Sheng Li of Cupertino CA (US)

Norman Paul Jouppi of Palo Alto CA (US)

Garrett Axel Andersen of Austin TX (US)

Quoc V. Le of Sunnyvale CA (US)

Liqun Cheng of Palo Alto CA (US)

Parthasarathy Ranganathan of San Jose CA (US)

OneShot Neural Architecture and Hardware Architecture Search - A simplified explanation of the abstract

This abstract first appeared for US patent application 17875594 titled 'OneShot Neural Architecture and Hardware Architecture Search

Simplified Explanation

The disclosed patent application focuses on jointly searching machine learning model architectures and hardware architectures in a combined space of models, hardware, and mapping strategies.

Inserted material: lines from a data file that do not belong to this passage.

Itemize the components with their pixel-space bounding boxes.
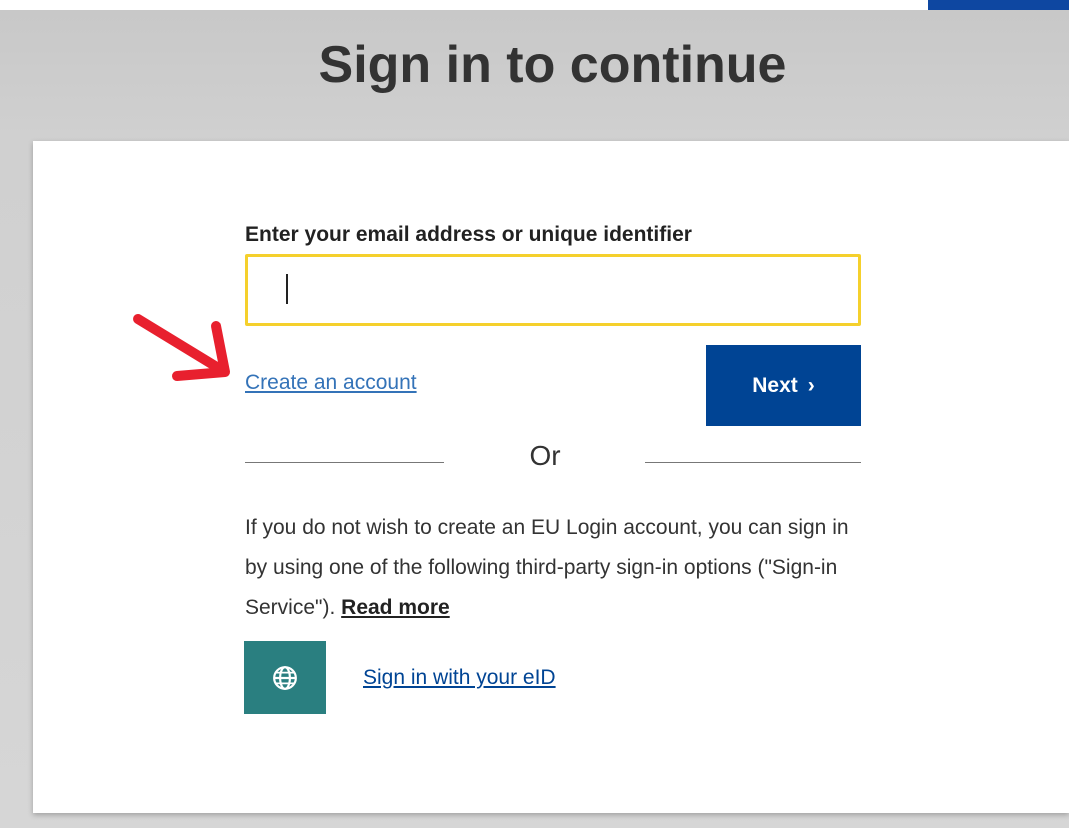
sign-in-eid-link[interactable]: Sign in with your eID [363, 665, 556, 691]
third-party-info-text: If you do not wish to create an EU Login… [245, 516, 849, 619]
eid-icon-button[interactable] [244, 641, 326, 714]
top-strip [0, 0, 1069, 10]
identifier-input[interactable] [245, 254, 861, 326]
read-more-link[interactable]: Read more [341, 596, 450, 619]
third-party-info: If you do not wish to create an EU Login… [245, 508, 865, 628]
globe-icon [273, 665, 297, 690]
next-button-label: Next [752, 373, 798, 397]
top-corner-banner [928, 0, 1069, 10]
next-button[interactable]: Next › [706, 345, 861, 426]
divider-left [245, 462, 444, 463]
chevron-right-icon: › [807, 373, 815, 397]
red-arrow-annotation-icon [133, 314, 230, 381]
divider-right [645, 462, 861, 463]
page-title: Sign in to continue [318, 36, 787, 94]
create-account-link[interactable]: Create an account [245, 370, 417, 396]
identifier-label: Enter your email address or unique ident… [245, 223, 692, 246]
text-caret [286, 274, 288, 304]
or-label: Or [529, 440, 561, 471]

This is achieved through a search strategy that evaluates all models, hardware, and mappings together using weight sharing and a supernetwork. A multi-objective reward function is utilized with objectives for quality, performance, power, and area.

  • The patent application proposes a method for simultaneously searching machine learning model architectures and hardware architectures.
  • The method involves evaluating all possible combinations of models, hardware, and mappings together.
  • Weight sharing and a supernetwork are used to efficiently evaluate the combinations.
  • A multi-objective reward function is employed to optimize for quality, performance, power, and area.
  • The disclosed approach aims to find the best combination of model architecture, hardware architecture, and mapping strategy.

Potential Applications:

  • This technology can be applied in various fields that utilize machine learning, such as computer vision, natural language processing, and speech recognition.
  • It can be used to optimize the performance and efficiency of machine learning systems in applications like autonomous vehicles, robotics, and smart devices.
  • The approach can be employed in cloud computing environments to enhance the efficiency and scalability of machine learning models.

Problems Solved:

  • The disclosed technology addresses the challenge of finding the optimal combination of machine learning model architectures and hardware architectures.
  • It solves the problem of separately optimizing models and hardware, by jointly searching them in a combined space.
  • The approach tackles the trade-off between model quality, performance, power consumption, and area requirements.

Benefits:

  • The technology enables the discovery of highly optimized machine learning systems with improved performance, efficiency, and accuracy.
  • It allows for the efficient exploration of a large search space, leading to better model and hardware architectures.
  • The approach can reduce the time and resources required for manually designing and optimizing machine learning systems.
  • By considering multiple objectives, it provides a balanced optimization solution that considers various trade-offs.


Original Abstract Submitted

Aspects of the disclosure are directed to jointly searching machine learning model architectures and hardware architectures in a combined space of models, hardware, and mapping strategies. A search strategy is utilized where all models, hardware, and mappings are evaluated together at once via weight sharing and a supernetwork. A multi-objective reward function is utilized with objectives for quality, performance, power, and area.